Dengan kata lain, mode Punitive Parent menjadi overdrive dalam situasi ini. Terapi skema mengajarkan bahwa Orang Tua Punitif "merasa bahwa diri sendiri atau orang lain pantas dihukum atau disalahkan dan sering bertindak berdasarkan perasaan ini dengan menyalahkan, menghukum, atau melecehkan diri sendiri (mis., melukai diri sendiri) atau orang lain. "Korban harus belajar mengenali dan menghalau Orangtua Punitive, yang merupakan pembohong di hati.
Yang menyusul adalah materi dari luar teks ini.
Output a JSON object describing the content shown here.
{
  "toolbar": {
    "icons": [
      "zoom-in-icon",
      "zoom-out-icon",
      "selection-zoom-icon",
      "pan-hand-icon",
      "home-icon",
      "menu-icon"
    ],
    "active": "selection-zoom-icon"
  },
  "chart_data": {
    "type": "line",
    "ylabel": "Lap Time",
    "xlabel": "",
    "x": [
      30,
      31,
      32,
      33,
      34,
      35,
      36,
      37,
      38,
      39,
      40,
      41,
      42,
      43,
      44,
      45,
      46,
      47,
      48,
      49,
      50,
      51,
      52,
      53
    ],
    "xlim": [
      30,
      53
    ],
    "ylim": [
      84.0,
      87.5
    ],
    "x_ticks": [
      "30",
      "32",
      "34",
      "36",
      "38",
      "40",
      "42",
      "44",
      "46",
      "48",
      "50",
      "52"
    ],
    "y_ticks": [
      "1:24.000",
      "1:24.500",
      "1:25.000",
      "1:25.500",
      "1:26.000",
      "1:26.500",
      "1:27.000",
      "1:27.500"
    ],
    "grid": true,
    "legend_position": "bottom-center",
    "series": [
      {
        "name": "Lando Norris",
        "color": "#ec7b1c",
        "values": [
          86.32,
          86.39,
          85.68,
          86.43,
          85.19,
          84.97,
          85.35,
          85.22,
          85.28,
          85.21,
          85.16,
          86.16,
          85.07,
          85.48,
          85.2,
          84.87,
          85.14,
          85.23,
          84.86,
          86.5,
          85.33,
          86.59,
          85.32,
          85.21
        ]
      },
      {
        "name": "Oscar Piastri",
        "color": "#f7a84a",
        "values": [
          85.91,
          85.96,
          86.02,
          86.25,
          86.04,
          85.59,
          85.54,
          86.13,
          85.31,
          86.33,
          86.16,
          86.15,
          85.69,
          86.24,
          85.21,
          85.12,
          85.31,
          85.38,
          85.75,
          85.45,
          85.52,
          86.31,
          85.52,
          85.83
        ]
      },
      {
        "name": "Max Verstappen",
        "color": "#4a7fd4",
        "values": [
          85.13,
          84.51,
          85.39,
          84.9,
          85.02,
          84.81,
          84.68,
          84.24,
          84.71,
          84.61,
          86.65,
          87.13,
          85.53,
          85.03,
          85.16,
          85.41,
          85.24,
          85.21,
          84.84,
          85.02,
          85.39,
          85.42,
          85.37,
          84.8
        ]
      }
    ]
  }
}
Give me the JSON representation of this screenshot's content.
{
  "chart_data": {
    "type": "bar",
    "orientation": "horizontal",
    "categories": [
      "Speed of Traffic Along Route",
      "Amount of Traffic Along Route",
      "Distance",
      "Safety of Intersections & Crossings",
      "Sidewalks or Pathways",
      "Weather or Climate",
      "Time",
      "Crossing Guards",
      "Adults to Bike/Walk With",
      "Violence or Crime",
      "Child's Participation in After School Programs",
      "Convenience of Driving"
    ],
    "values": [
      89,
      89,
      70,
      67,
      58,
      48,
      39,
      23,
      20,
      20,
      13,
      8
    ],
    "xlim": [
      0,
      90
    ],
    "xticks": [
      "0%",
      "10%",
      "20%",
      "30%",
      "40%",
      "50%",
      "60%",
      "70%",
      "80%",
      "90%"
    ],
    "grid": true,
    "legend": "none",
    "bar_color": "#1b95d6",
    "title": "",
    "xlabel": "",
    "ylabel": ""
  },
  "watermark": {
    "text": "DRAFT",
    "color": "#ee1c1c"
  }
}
Meningkatkan harga diri seseorang adalah cara yang baik untuk melawan balik - itu adalah satu hal untuk mengatakan tidak ada yang pantas disiksa, tetapi orang lain percaya dan menjalaninya.
Apa yang Aku (Dan Tidak) katakan
Ini bukan untuk mengatakan bahwa semua orang dengan penyakit mental akan menjadi pelaku kekerasan, atau bahwa semua orang yang selamat dari kekerasan dalam rumah tangga akan memiliki masalah kejiwaan. Namun, ada hubungan antara penyakit mental dan kekerasan dalam rumah tangga. Kemungkinan besar orang dengan penyakit mental akan menjadi korban, bukan pelakunya. Dan sistem hukum dan sistem kesehatan mental harus menyadari hal itu. Kita perlu lebih memahami petugas polisi, pengacara, dan profesional kesehatan mental. Kami membutuhkan lebih banyak uang untuk melatih orang-orang ini. Dan kita perlu penelitian lebih lanjut tentang penyebab kekerasan dalam rumah tangga, terutama ketika penyakit mental adalah faktor.
Karena satu lagi korban adalah satu terlalu banyak.